During a recent client meeting, we were reviewing the proposed business architecture for a new system. Decision Management will play a crucial role in the application and the rule processing had been nicely delineated in the architecture. While the rules themselves had been fairly well articulated, their “insertion” in the requirements suggested quite a bit of work remained. However, I was generally pleased with the state of the work to date.
The discussion then moved to some pre-processing that would dictate both the business events to be processed and the order in which they would be executed. Doing the latter accurately was absolutely critical to produce the correct results. As we explored this pre-processing it started to become clear to me that a rather elegant solution could be crafted using rules. When I recommended this alternative, the looks I received suggested I had grown horns and a tail during the course of the meeting! It was only upon further reflection that I realized these people – and probably most others – had not been around during the early days of Artificial Intelligence when we talked about Expert Systems instead of Decision Management.
My first exposure to these technologies came in the mid-80s and I was fascinated by the concept of Artificial Intelligence (AI). After having spent several summers during college writing Basic programs to do inventory and basic accounting, I knew I wanted to find something else. AI was it. Many of the areas we researched back then have become commonplace today – computer vision, language understanding and generation, robotics, and expert systems. With respect to expert systems, there was no concept of representing corporate rules or business logic – it was essentially another programming technique to tackle some interesting problems. Relying on the RETE[1] algorithm for fast, efficient pattern matching, we had a wonderful approach to sift through large amounts of data and apply the rules triggered by matching data. And the idea of an Expert System was the first concept to come from this – systems that would emulate the decision-making of a human.

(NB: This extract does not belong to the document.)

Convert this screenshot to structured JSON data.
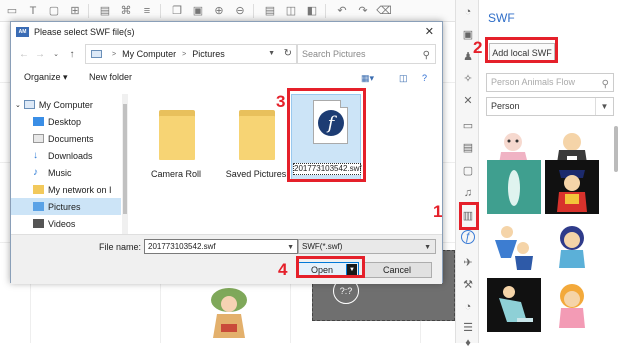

Initially these systems relied on sophisticated (and expensive) hardware and software. We tended to write programs in LISP and used Symbolics Lisp Machines or TI Explorers for our work. They were slow (relatively speaking) but so cool to sit down behind! There were very interesting early efforts including the legendary Mycin[2] system developed at Stanford to identify bacteria causing severe infections and recommend antibiotics. Using controlled heuristics to guide the search, the system would query the doctor seeking symptoms and data to satisfy the goal of determining the likely infection(s). While it was never used in practice, it achieved a success rate greater than that of Stanford medical school faculty in many tests. Why wasn’t it used? Partially due to the fear of liability in the case of a wrong diagnosis. Who gets sued? The doctor relying on the system? The system programmer? The other reason is one that seems foreign today – this was a standalone system and it was not integrated in the largely mainframe time-sharing world of that day.
Over time the expert system shells evolved into business rule systems and they migrated from LISP to more traditional programming languages. They also moved along with the times to become available on more accessible hardware platforms that did integrate well with other systems. The path from there started to focus on business rule management and we heard things like “agility” and “business user empowerment”. Business process management came along and we saw the light in terms of the integration with rules. We now find ourselves at another stage in the evolutionary process with decision management.
So why this trip down memory lane? I think the full potential of these platforms should again be recognized and applied when appropriate. I find it fascinating that the early definition of Expert Systems – systems that emulate the decision-making of a human – is still completely relevant today with Decision Management. A computer system that can determine whether or not a loan should be underwritten is certainly emulating human expertise. It’s the same ultimate goal but achieved in different ways. When programming expert systems we could absolutely not conceive of the possibility that a non-technical person would EVER dare try to read, understand, or modify that code (probably the same reaction you would have now if you thought about tossing some Java code over to a business analyst). But that is typically a primary goal today. In fact, the current releases of decision management platforms focus more on the tools and techniques surrounding that goal than anything else. I have no problem with that – it makes the systems more accessible and can bring tremendous agility (there’s that word!).
However, let’s not forget our roots. Rules can be a tremendously powerful programming technique from which very elegant, effective solutions to difficult problems can be created. Whether it’s data-driven (forward chaining rules) or goal-directed (backward chaining rules) we can do some pretty sophisticated things. It’s perfectly acceptable to leave the creation and modification of these rules to IT staff (pretty much every platform on the market lets you tailor the roles and responsibilities of the rule managers). We’re leaving a lot on the table when we only use a business rule management system to sequentially sift through a fairly flat rule base of business logic. Let’s not forget how we got here in the first place.
And with that I’m off to think about event generation and prioritization…just like an expert would.
[1] Forgy, Charles L. “Rete: A Fast Algorithm for the Many Pattern/Many Object Match Problem,” Artificial Intelligence, (19)1, Sept. 1982, pp. 17-37.
[2] Buchanan, B.G.; Shortliffe, E.H. (1984). Rule Based Expert Systems: The MYCIN Experiments of the Stanford Heuristic Programming Project. Reading, MA: Addison-Wesley. ISBN 978-0-201-10172-0.